The first time I discovered the ultra-talented Eddie Izzard, I saw two sketches on Youtube.com. The first was his Death Star Canteen sketch that ended his Circle tour in 2000; the second was the Cake or Death sketch that was part of the previous Dress to Kill tour. Eddie Izzard is the kind of funny where, once you saw him, you knew your life had been incomplete up until that point. That was true for me.
I learned about pre-sale tickets on Eddie Izzard’s Facebook page a couple of months prior to the show. This tour is Eddie’s second go-round for the Force Majeure tour in the United States. We saw him perform this tour for the first time at the Beacon Theatre in New York City in January 2014.
I happened to be online at the time that the notice went up. I immediately went and bought two tickets. For the first time ever, I had front row center seats to a gig for $85 a seat. You cannot get anything out of the balcony in a New York City theater for $85.00. I saw Hedwig and the Angry Inch at the Belasco Theater in New York City. We had last row seats for $66.00; front row Hedwig seats are $200 each. So to say I was pumped that we were able to afford these seats was an understatement.
Although we were close enough to get a good picture of him up close, I tried. All I got was an image of Eddie in a suit and heeled boots, his face awash in light. You could not make out any of his facial features at all. That was quite a disappointment, although the purplish lighting made for some very interesting color changes in my dress. My toenail polish should be coral and the pinks in my dress are actually yellow.
Look, I could try and share some of the funnier moments with you. But I highly recommend that you go watch some clips. Some of my favorite punch lines and stories in the show include “Et voilà!”, a man trying to perform a burglary on a horse using dressage, Marc Antony as an urban planner with the imagined voice of a chicken, and Mr. Stevens breaking up a fight between God and Darth Vader in the Death Star Canteen with a wet tray stapled to his hand (homage to the Death Star Canteen clip that I shared above with you).

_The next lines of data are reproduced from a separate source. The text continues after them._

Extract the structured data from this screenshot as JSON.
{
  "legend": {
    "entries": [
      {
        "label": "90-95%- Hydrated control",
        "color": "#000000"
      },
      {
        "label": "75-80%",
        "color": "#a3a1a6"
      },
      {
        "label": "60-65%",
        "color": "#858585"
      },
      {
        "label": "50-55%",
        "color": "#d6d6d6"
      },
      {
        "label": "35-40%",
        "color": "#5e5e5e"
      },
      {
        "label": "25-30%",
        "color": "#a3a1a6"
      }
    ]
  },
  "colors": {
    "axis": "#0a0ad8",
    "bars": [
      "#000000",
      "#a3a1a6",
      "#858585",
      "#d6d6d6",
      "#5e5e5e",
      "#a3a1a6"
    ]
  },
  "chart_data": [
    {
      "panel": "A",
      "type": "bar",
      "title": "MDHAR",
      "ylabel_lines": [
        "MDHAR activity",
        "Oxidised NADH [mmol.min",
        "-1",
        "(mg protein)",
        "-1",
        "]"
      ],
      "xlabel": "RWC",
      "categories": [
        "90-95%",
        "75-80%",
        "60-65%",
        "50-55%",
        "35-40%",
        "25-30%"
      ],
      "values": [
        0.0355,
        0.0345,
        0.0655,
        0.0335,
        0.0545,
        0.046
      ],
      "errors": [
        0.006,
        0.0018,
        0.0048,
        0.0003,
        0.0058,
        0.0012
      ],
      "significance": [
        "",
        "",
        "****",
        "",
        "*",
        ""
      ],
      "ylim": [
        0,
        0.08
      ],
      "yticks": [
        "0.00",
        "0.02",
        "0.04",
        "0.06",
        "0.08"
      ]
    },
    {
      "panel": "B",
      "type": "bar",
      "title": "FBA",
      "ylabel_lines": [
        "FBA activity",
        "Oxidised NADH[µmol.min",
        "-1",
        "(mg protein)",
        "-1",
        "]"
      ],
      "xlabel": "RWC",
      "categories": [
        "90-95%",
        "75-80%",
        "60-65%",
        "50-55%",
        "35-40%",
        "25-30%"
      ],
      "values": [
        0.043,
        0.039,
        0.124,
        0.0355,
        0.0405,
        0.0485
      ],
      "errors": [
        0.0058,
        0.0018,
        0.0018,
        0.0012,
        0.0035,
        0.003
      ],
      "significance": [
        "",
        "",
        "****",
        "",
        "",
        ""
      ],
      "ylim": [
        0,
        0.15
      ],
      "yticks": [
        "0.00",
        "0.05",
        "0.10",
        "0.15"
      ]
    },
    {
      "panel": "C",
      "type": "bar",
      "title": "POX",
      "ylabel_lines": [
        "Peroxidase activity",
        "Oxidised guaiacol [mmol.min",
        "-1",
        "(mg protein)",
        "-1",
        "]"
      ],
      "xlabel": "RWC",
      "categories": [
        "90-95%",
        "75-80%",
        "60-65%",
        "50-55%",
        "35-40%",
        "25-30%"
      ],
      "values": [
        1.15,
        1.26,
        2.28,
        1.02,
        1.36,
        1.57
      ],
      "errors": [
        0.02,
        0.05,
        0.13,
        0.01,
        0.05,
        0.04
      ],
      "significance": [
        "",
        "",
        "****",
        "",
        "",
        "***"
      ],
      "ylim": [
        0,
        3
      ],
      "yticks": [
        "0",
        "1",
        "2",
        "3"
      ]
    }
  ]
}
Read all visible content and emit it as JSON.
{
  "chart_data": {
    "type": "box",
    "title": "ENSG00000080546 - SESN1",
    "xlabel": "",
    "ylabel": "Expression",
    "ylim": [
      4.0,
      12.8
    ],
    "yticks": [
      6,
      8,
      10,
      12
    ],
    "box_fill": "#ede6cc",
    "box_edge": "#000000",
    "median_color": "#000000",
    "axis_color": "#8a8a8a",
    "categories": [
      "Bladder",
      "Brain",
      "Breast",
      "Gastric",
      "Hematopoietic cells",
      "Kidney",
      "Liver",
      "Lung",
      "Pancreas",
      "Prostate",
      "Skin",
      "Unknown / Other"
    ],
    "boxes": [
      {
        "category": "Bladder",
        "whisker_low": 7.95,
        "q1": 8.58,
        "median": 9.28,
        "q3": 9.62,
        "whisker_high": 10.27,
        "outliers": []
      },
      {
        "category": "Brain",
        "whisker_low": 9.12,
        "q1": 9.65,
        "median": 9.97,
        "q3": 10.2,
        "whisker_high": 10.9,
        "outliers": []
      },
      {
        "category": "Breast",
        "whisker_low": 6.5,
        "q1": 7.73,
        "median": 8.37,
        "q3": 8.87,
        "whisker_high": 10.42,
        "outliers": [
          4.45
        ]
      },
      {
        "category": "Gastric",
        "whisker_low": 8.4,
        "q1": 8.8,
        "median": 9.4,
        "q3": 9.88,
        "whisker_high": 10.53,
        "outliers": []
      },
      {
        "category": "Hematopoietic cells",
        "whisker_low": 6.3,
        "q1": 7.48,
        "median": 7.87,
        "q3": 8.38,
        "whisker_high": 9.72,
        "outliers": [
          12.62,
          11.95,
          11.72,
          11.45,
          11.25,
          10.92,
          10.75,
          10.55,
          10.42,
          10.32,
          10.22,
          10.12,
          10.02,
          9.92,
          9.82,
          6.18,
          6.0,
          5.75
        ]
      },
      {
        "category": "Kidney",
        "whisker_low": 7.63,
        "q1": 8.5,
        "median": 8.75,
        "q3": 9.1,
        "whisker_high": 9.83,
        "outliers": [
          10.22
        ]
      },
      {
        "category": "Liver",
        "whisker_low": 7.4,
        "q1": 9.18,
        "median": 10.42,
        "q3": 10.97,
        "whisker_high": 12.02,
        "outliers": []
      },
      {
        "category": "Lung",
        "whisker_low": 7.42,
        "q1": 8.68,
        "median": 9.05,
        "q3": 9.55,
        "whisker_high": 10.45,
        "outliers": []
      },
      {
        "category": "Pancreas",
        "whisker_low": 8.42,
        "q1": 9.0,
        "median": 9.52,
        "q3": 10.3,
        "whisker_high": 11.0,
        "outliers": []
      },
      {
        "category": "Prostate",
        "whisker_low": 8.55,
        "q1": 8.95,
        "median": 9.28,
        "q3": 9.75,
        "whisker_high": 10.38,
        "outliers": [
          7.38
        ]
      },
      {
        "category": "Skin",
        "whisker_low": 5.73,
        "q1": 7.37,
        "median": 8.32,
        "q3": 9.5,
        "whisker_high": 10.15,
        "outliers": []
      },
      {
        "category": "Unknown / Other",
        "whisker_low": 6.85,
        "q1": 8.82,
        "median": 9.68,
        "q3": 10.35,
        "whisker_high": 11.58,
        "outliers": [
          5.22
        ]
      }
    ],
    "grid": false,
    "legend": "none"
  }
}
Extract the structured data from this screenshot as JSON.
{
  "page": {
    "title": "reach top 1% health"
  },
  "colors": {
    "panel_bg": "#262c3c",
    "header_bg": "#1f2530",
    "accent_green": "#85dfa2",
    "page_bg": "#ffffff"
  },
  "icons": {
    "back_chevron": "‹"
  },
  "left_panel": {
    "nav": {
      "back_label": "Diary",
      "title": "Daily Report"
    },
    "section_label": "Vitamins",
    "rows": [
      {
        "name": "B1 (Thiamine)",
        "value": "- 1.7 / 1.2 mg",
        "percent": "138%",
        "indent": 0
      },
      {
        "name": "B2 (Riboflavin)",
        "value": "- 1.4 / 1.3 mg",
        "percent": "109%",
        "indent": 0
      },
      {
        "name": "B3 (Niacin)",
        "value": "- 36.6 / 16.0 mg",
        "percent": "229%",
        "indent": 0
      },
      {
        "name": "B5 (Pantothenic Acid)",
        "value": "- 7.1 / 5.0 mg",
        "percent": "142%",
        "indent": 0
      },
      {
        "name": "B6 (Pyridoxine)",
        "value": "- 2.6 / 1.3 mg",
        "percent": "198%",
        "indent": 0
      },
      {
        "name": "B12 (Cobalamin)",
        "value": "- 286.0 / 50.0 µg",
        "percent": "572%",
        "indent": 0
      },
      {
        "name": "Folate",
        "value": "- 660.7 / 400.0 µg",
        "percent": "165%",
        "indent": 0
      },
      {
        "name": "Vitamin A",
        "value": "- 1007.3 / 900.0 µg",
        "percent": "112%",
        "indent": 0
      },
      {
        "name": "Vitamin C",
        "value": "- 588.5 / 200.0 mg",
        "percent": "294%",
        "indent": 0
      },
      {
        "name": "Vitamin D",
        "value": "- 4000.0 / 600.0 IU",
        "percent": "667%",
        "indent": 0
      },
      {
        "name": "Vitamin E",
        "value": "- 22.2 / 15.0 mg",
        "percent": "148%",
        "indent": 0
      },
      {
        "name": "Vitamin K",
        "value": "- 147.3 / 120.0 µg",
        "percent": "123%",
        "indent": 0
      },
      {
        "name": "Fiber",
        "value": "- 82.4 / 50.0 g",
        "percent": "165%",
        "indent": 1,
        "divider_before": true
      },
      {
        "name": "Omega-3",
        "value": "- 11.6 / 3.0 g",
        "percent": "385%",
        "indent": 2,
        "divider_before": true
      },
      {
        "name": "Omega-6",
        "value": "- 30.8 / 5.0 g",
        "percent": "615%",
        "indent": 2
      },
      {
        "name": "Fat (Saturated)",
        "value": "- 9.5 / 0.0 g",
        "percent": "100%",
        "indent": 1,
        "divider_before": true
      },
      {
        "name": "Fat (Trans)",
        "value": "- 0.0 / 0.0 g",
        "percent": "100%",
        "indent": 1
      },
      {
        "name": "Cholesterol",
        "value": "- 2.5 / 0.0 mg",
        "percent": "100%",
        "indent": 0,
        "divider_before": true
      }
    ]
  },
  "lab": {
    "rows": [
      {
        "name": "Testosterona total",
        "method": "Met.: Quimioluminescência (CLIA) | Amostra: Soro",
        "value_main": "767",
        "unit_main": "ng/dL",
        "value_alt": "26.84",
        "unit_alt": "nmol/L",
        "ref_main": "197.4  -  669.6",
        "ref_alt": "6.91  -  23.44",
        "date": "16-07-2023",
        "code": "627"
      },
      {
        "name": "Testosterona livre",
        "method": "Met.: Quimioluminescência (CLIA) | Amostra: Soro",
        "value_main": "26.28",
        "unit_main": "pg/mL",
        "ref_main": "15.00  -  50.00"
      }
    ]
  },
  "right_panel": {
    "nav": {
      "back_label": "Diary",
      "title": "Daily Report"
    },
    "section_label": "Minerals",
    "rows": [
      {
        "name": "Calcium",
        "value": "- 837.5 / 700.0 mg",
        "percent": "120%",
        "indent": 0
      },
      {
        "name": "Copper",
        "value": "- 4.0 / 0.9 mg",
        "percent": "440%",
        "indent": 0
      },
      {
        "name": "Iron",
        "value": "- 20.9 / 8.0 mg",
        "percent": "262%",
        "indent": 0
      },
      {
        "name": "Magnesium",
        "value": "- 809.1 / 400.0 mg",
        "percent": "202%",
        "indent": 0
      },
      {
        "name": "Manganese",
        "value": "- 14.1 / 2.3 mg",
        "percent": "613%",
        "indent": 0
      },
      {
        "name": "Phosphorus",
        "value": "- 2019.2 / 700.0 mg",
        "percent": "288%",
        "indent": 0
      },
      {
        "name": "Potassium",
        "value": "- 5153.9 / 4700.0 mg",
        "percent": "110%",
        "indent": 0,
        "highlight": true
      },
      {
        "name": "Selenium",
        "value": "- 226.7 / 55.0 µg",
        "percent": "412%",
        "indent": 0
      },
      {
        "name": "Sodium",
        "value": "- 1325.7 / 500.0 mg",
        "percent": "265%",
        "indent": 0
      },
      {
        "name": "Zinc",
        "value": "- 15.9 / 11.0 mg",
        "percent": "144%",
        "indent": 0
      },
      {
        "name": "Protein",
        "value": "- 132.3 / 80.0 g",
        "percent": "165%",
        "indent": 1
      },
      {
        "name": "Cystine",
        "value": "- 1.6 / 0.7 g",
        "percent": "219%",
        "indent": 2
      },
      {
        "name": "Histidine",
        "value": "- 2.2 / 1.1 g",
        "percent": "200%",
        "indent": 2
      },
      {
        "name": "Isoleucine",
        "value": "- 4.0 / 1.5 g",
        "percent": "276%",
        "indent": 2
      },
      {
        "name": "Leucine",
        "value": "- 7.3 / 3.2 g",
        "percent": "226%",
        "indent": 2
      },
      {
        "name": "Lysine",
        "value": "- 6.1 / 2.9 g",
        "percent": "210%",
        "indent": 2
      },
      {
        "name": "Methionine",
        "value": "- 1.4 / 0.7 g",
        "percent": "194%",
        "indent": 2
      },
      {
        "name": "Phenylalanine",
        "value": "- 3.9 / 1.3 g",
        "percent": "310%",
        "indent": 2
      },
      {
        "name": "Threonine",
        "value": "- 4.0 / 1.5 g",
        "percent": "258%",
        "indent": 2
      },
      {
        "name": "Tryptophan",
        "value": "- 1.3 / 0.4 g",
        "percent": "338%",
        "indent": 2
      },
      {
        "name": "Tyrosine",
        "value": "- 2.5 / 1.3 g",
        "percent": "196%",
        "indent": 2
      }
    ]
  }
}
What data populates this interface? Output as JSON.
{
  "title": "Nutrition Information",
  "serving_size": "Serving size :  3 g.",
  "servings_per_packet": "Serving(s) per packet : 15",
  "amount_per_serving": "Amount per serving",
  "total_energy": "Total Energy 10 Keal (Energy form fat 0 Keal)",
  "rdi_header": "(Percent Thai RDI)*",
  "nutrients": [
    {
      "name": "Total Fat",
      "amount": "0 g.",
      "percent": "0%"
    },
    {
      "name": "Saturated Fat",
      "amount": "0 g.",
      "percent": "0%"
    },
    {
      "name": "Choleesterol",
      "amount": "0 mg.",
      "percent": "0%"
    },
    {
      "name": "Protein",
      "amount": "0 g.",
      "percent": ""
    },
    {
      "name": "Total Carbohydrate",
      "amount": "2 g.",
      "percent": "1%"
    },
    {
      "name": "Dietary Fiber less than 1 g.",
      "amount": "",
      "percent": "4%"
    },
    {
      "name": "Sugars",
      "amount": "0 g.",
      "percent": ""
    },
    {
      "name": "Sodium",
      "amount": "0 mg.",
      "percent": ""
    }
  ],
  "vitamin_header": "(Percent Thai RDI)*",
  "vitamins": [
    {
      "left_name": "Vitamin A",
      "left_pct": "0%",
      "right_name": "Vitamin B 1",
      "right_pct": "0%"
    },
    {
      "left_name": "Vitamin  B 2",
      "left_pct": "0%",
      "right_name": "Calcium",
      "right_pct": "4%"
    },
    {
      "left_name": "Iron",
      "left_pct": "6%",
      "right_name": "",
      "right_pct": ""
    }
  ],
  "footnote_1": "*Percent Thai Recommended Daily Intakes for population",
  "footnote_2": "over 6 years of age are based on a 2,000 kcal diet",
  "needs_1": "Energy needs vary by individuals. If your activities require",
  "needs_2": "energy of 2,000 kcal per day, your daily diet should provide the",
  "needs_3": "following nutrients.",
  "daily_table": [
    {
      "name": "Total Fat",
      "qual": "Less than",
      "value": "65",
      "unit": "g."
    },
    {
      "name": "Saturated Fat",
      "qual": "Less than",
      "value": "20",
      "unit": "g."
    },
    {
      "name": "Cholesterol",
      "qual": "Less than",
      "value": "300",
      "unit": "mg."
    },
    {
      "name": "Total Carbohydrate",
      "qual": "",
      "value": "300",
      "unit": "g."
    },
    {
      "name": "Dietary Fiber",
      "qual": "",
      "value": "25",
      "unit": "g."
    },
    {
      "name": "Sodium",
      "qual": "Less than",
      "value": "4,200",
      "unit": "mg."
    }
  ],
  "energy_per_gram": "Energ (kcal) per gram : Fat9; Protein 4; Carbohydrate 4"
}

Eddie Izzard brings diverse elements to his comedy routine: religion, God and Jesus; his atheism; European, American, and English history; his experiences as a transgender person (although he previously used to call himself a transvestite); as well as every day things. He can bring the most absurd elements together and weave them into a story. Izzard makes noises and poses and dances and wriggles on the stage as he weaves his funny tales. He often refers back to earlier jokes whether they were just said or from prior tours.
During his Stripped tour, he talked about animals and religion in different ways throughout the show until they all ended up on Noah’s Ark for the final sketch. Izzard does this with each and every tour. He excels at creating different characters who then have a conversation with each other. No comedian would be good unless they brought a bit of physical humor to their show, and Izzard is no exception. At one point, he mimed moles digging a tunnel and kept it going to see how long people would keep laughing. He stops and mimes writing on his hand when the audience doesn’t laugh or laughs in weird places. All of this just goes into that brain of his. He tweaks his tours as he goes along to gauge audience reactions and build up the best set he can.
Eddie Izzard is one of my favorite comedians of all time. I highly recommend you check him out. Youtube.com is a great place to start.